How? First, there is no wage-labor. The worker-owners get a monthly draw on their annual share of the profits. Second, the capital market is restricted to the MCC worker-owned bank, essentially a credit union. A worker-owner can 'cash out' of a coop, but his or her share can only be sold to an incoming worker, and that worker, if there is a need, can only borrow funds for the buy-in from the worker-owned bank. Because the MCC worker-owners are not 'wage-labor,' the Spanish government excludes them from social insurance, but MCC has its own health and benefits provider, owned by it, to take up the slack.

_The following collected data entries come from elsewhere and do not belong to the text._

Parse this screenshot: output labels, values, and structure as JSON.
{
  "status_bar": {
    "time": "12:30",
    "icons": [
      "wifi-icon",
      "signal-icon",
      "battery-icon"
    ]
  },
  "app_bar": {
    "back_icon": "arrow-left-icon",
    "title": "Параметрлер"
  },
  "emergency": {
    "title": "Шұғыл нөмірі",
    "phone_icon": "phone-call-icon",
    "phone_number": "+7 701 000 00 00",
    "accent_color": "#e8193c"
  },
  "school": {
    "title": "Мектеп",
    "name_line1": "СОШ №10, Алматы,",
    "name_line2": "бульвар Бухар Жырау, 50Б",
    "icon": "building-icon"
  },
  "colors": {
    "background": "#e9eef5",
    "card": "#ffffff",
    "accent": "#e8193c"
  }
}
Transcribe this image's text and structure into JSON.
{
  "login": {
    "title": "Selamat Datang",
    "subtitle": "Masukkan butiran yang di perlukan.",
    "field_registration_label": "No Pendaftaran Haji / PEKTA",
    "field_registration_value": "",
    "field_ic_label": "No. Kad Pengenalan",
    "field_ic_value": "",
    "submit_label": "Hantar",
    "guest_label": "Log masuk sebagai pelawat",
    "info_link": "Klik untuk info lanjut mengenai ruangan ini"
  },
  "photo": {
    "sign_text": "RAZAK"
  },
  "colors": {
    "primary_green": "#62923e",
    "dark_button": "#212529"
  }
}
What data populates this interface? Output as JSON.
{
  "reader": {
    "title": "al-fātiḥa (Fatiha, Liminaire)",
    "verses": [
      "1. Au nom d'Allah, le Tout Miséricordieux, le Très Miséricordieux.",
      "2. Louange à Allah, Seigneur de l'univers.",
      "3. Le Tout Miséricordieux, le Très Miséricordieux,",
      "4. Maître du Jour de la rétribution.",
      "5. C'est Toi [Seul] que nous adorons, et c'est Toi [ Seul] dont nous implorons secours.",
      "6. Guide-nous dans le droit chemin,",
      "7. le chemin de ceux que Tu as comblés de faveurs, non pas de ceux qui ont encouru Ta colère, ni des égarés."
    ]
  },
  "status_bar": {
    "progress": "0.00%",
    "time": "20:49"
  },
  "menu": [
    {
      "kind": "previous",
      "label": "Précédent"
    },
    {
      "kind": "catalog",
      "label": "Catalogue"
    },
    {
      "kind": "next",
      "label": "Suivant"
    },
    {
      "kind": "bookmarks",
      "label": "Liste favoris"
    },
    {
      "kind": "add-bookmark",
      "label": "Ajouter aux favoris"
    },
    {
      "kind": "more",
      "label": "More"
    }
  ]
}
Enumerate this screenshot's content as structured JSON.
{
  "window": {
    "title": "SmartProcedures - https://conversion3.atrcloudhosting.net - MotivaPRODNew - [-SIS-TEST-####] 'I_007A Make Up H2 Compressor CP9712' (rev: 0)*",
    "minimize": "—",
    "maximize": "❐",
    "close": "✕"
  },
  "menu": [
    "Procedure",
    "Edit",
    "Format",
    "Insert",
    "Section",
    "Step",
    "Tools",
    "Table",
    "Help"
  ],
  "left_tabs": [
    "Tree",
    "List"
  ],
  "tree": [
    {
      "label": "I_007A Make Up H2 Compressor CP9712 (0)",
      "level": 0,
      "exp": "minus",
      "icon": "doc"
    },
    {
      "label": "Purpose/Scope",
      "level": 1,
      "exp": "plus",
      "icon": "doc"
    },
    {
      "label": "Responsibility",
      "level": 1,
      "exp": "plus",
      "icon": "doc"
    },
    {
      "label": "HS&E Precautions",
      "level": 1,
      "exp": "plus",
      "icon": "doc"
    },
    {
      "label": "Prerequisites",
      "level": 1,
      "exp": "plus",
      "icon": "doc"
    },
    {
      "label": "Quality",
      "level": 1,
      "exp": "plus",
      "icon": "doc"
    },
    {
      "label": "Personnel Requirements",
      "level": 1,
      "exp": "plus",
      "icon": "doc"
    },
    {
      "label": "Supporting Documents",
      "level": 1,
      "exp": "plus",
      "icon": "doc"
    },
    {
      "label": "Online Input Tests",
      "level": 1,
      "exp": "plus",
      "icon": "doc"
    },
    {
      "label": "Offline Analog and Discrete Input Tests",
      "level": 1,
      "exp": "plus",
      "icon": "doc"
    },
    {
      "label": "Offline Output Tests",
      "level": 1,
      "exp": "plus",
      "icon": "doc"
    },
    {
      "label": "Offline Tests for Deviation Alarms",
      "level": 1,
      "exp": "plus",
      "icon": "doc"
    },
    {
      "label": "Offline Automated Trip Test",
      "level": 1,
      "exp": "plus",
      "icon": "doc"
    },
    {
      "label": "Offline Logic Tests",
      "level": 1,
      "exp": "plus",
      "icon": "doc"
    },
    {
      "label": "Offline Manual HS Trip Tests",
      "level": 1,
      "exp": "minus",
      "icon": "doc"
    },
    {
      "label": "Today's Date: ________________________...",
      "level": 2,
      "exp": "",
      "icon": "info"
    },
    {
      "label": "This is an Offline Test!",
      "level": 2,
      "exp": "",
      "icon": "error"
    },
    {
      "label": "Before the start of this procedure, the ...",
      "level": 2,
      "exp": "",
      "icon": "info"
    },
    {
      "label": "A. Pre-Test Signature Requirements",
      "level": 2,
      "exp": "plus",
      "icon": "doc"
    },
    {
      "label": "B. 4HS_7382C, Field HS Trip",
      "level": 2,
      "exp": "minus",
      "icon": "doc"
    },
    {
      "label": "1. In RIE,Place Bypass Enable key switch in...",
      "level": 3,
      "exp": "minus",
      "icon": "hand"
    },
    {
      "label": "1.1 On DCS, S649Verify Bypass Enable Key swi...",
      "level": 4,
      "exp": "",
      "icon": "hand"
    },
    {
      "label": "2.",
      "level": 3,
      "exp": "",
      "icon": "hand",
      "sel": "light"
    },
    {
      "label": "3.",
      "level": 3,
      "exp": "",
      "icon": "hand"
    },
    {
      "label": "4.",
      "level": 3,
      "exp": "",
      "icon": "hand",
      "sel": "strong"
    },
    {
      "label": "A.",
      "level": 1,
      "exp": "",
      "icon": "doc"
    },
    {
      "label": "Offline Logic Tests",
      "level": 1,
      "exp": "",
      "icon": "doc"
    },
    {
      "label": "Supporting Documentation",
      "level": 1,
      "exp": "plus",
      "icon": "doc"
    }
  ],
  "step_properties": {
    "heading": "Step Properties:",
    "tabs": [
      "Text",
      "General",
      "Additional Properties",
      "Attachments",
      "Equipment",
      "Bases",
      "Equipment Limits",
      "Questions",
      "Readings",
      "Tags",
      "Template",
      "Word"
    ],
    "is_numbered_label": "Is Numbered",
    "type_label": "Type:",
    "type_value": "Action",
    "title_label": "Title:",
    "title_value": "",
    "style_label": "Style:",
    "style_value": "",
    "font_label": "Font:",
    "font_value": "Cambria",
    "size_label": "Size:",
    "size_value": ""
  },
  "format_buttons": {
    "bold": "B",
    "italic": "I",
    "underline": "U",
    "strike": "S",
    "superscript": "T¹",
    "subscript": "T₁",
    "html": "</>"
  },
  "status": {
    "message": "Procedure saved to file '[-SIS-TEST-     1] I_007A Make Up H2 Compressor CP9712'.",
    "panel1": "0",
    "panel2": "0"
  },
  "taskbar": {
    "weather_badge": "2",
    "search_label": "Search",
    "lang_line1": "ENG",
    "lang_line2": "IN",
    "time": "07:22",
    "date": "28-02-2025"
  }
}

And the whole thing was started decades ago by a worker-community-owned technical school and its graduate, now an MCC university.
The whole MCC project is doing well and on a relatively large scale.
As for the school I mentioned in Chicago, you would do well to learn a little about it before dismissing it as liberal do-goodism, which it is not. Much closer to the Gramscian counter-hegemonic bloc on the micro-level, training its students with a view to worker control of the society and economy.
You can still still dismiss all this as irrelevant to your brand of what revolutionaries should be doing or not, but at least know what you're dismissing.
As for the 'creative class,' are you referring to the book with that title? It's very interesting as a 'values and lifestyle' clustering analysis, even useful politically, but hardly a 'new class,' unless your notion of class is any set you want to pin that label on.
Richard Florida's creative class encompasses people that i wouldn't include in my understanding of the creative class. I'm talking primarily about the people who he describes as "street level culture" or as the "super radical core of the creative class". There's overlap (just as there is with any class) but the economic activities of many artists and culture creators do not fit the capitalist mode at all. So i would consider the creative class, to be those people whose primary economic activity is artistic rather than capitalistic.